How do the Whooley Questions differ from the PHQ-9?

The 9-item Patient Health Questionnaire (PHQ-9) is a diagnostic tool that assesses the frequency of 9 depressive symptoms (not at all, several days, more than half the days, nearly every day) during the past 2 weeks. It originated as a self-report version of the PRIME-MD "Clinician Evaluation." The PHQ-9 is more specific (i.e., generates fewer false positives) than the Whooley Questions, but this is offset by worse sensitivity (more false negatives). Assuming a 20% prevalence of major depressive disorder, for example, false positive rates for the PHQ-9 would be only 6% (vs. 28% for the Whooley Questions), but false negative rates would be 5% (vs. 1% for the Whooley Questions). The main disadvantage of the PHQ-9 is that it is more complicated to administer and takes longer to complete than the Whooley Questions. The Whooley Questions rule out depression in more than half of patients. Thus, more than half of patients must complete the PHQ-9 unnecessarily.

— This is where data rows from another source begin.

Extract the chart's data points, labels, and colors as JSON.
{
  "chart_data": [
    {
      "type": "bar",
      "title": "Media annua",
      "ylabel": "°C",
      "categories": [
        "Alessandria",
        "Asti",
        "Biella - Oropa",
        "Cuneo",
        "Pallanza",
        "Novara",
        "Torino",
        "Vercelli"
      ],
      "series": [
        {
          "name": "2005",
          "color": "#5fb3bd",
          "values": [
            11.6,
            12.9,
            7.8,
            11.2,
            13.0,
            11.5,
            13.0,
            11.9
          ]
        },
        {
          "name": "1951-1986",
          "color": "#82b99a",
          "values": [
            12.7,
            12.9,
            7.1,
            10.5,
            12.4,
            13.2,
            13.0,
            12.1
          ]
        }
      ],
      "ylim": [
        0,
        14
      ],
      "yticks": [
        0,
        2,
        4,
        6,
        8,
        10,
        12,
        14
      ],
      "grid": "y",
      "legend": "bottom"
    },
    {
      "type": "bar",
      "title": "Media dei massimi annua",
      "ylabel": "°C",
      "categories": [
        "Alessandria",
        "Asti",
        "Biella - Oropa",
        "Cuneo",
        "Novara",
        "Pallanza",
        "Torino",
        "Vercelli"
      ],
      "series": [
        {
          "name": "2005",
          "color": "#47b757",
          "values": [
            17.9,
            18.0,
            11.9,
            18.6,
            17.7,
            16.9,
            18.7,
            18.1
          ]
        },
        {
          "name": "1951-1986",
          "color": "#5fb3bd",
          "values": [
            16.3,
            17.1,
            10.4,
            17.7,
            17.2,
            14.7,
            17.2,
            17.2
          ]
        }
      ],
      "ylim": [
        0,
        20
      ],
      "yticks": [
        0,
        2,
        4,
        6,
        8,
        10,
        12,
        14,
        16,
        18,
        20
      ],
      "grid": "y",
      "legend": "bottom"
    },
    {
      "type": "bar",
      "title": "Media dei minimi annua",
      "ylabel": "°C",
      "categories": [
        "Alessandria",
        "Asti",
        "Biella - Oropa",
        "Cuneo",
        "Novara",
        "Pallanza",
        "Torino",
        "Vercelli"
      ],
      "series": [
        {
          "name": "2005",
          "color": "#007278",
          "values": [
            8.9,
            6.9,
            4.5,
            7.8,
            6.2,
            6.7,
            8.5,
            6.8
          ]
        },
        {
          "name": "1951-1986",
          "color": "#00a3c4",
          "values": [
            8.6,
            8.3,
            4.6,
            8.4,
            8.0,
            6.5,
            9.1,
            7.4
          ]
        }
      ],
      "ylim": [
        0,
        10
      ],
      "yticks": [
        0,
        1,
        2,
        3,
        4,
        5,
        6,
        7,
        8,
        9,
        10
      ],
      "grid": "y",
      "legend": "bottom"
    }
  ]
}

Unfortunately, there is no perfect screening instrument for depression. If a screening instrument were perfect, all patients who test positive (and no patients who test negative) would have depression. Instead, higher sensitivity (fewer false negatives) always comes at the cost of lower specificity (more false positives). Although the Whooley Questions maximize sensitivity (few false negatives), this comes at the expense of poor specificity (many false positives). Other depression screening instruments, such as the PHQ-9, have higher specificity (fewer false positives), but they also have lower sensitivity (more false negatives) than the Whooley questions. Gilbody and colleagues found that the pooled sensitivity for a cut point of at least 10 (out of 27 possible points) on the PHQ-9 was 0.80 (95% Confidence Interval 0.71-0.87), and the pooled specificity was 0.92 (95% Confidence Interval 0.88-0.95).